The real threat of disqualification for Imran Khan may not lie so much in the foreign funding case as non-declaration before ECP of income from sale of Toshakhana gifts during the year 2018 followed in 2019, as annually required. Although the wanting declaration was subsequently made in the 2020, yet on a purely strict and legalistic interpretation of laws and precedent, the failure to make the declaration during the relevant and particular two years can have serious consequences. The spectre of a decision of the Supreme Court of disqualification in a similar case of non-declaration of assets by a former Prime Minister hangs like a sword of Democles in the present matter.
In the Imran Khan Niazi & others Versus Mian Mohammad Nawaz Shareef case, the Supreme Court judgement delivered by a five-member bench headed by Chief Justice Saqib Nisar, decided that Nawaz Shareef was disqualified for life for non-declaration before the ECP in 2013 of “unwithdrawn” receivable salary of UAE Dirhams 10,000 per mensum from his son’s firm.
If the disqualification of Nawaz Shareef, a three-time Prime Minister, by the Supreme Court on the basis of a vague legal provision applied to tenuous and insubstantial evidence cannot be wholly justified, on both ethical or legal grounds, so cannot a possible disqualification of Imran Khan, an ex-Prime Minister, from being so declared, be called as just and proper. Howsoever weak and questionable the credentials of a parliamentary civilian democracy, discrediting and disqualifying politicians, in a not so level or transparent a playing field where other stakeholders in the power game are exempt, who possess large popular mandates is seriously debatable being inimical to promoting strong and viable democratic traditions that are so vital for national survival and development.
The judgement against Nawaz Shareef arguably remains a contentious decision that to this day mars our judicial record. Even the most partisan of opinions continue to express serious reservations on that score. Can a questionable judgment be made the basis of another doubtful decision? Unfortunately bad decisions create bad precedents with worse consequences.
It will not be too farfetched to conclude that the Zia period constitutional amendments inserting the provisions of ‘Sadiq’ and ‘Ameen’ in Article 62(1)(f) were made with the specific purpose to keep politics open only for those who were acceptable to the Zia and the establishment. The provision cannot but be considered as vague and open to various different interpretations as no single definition of what, under Islam, exactly constitutes sagacity and honesty. There is no general agreement on how the terms ‘sagacious, righteous and non-profligate and honest and Ameen’ can be understood or applied.
It is an established principle of law that the intent and purport of any law should be specific rather than be open to various and different interpretations.
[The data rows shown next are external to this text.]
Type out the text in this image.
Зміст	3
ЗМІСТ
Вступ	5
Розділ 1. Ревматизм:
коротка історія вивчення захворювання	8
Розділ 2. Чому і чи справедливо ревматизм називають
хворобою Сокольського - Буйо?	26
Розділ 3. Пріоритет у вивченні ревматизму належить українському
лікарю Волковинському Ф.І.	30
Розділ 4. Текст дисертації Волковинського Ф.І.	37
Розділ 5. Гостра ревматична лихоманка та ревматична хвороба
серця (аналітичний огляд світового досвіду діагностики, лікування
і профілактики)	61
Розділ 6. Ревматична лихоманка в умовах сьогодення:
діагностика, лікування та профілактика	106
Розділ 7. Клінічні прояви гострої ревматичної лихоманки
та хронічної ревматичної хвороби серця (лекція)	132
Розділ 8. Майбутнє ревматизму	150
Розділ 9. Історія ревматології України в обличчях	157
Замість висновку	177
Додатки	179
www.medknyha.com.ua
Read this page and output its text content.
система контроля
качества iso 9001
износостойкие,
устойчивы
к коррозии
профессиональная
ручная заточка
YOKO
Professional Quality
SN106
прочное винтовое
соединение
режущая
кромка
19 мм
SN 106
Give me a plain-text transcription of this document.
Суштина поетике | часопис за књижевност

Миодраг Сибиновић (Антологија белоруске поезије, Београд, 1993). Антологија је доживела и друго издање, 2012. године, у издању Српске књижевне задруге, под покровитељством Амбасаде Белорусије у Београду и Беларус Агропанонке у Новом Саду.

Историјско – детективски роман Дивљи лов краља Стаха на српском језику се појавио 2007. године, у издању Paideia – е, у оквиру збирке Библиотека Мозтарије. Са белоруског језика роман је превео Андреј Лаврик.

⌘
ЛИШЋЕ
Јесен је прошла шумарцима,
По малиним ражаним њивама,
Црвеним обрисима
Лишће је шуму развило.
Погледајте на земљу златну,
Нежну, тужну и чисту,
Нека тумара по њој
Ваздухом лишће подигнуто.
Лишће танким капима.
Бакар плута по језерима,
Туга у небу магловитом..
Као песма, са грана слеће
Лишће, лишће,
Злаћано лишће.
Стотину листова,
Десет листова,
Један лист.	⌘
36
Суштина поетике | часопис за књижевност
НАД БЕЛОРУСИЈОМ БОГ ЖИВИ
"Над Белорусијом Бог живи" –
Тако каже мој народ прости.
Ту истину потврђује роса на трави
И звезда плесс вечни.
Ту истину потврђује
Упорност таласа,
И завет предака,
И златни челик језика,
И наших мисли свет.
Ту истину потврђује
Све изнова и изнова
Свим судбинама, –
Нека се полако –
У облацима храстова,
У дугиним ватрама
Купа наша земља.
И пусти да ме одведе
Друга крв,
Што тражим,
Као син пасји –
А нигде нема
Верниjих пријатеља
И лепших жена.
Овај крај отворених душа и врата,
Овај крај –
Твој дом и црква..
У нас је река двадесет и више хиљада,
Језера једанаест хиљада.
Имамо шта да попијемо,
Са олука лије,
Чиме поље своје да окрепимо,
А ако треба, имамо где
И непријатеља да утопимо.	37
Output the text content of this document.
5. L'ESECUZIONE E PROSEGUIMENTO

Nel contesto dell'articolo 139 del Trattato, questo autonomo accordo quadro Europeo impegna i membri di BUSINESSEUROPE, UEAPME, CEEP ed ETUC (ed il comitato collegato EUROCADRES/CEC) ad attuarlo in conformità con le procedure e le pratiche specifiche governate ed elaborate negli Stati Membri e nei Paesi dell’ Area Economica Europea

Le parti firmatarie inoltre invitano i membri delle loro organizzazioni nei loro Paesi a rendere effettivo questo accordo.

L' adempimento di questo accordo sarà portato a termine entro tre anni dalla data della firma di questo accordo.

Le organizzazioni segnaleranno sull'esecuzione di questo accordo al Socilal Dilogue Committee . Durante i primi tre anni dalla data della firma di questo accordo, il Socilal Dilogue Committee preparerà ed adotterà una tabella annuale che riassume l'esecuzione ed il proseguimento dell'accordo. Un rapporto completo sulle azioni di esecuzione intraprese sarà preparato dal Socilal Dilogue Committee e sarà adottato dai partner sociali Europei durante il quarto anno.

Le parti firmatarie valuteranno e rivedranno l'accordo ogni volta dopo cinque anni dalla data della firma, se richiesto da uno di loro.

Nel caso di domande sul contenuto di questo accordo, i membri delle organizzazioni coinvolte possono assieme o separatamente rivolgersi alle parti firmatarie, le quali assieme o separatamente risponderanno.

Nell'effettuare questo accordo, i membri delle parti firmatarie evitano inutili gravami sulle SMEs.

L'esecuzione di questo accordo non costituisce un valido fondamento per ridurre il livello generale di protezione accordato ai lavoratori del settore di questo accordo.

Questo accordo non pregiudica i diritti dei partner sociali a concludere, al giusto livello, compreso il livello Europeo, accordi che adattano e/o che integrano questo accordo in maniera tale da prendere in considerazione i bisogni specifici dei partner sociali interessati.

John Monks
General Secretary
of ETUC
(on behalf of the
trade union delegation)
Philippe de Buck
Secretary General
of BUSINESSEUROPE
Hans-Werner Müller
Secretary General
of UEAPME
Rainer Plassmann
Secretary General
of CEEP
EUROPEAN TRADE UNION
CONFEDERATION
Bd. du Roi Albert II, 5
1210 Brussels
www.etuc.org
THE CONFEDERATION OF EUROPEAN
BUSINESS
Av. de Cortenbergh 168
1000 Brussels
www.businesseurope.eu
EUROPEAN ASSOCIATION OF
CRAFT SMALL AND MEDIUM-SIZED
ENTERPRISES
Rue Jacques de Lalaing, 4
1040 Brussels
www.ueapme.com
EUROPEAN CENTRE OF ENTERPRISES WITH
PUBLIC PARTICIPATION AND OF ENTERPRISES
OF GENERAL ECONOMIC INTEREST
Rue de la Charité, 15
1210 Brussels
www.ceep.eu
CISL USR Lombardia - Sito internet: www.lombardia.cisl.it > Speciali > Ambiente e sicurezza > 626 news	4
Laws must restrict the scope for discretion and personal opinion of those responsible for delivering justice in accordance thereto.
For all these reasons the provisions of the Constitution under Articles 62 and 63, being contrary to the standards and yardsticks of natural law and justice as well as reason, need revisiting to remove the element of ambiguity and obscurity. A cryptic law must inevitably lead to instances of avoidable injustice. The more so in matters of state and those that affect the fate of democratic evolution and civilian supremacy in a country trying to institute strong traditions of constitutionalism. Every obstacle towards institutionalising strong democratic norms, practices and traditions, which our evolution as a democratic polity has unfortunately had to face in plenty, needs to be removed for us to realise true democracy.
For civilian supremacy which is another name for the ascendancy of the popular will, it is essential to reassess, amend or delete this provision from the Constitution. For that to occur all the political parties in the National Assembly need to unite to make an amendment to the Constitution with a two-thirds majority. Only that can open the way for this dubious provision that stands in the way of political and democratic evolution to be removed. Can the PDM government come together with the PTI in parliament to rise above party bias and inclinations for the greater cause of restoration of the true spirit of democracy.
In order to provide for equitable legality that is not only done but seen to be done, the Nawaz Shareef judgement similarly needs revisiting and doing away which can be possible through the said constitutional amendment. With the support of a two-thirds majority, the amendment can undo the questionable judgement against Nawaz Shareef and Imran Khan as well, if the latter is so disqualified. What is required is a leap of faith by all the political parties so that for the future a level playing field is provided to all political parties in a free and fair election.
For the sake of strengthening of democracy and civilian supremacy and ensuring that every institution works within its mandated legal purview , it is essential that all political parties get together on this common minimum agenda so that the foundations for movement towards true democracy is laid. This big step may become the forerunner of a tolerant polity where each party pursues its policies by trying to win the mandate of the electorate in a transparent and free manner for the augmentation of true democracy. For only in constitutional parliamentary democracy lies the answer to our myriad problems of national cohesion, rule of law, supremacy of the vote and welfare of the masses.
Published in The Express Tribune, August 11th, 2022.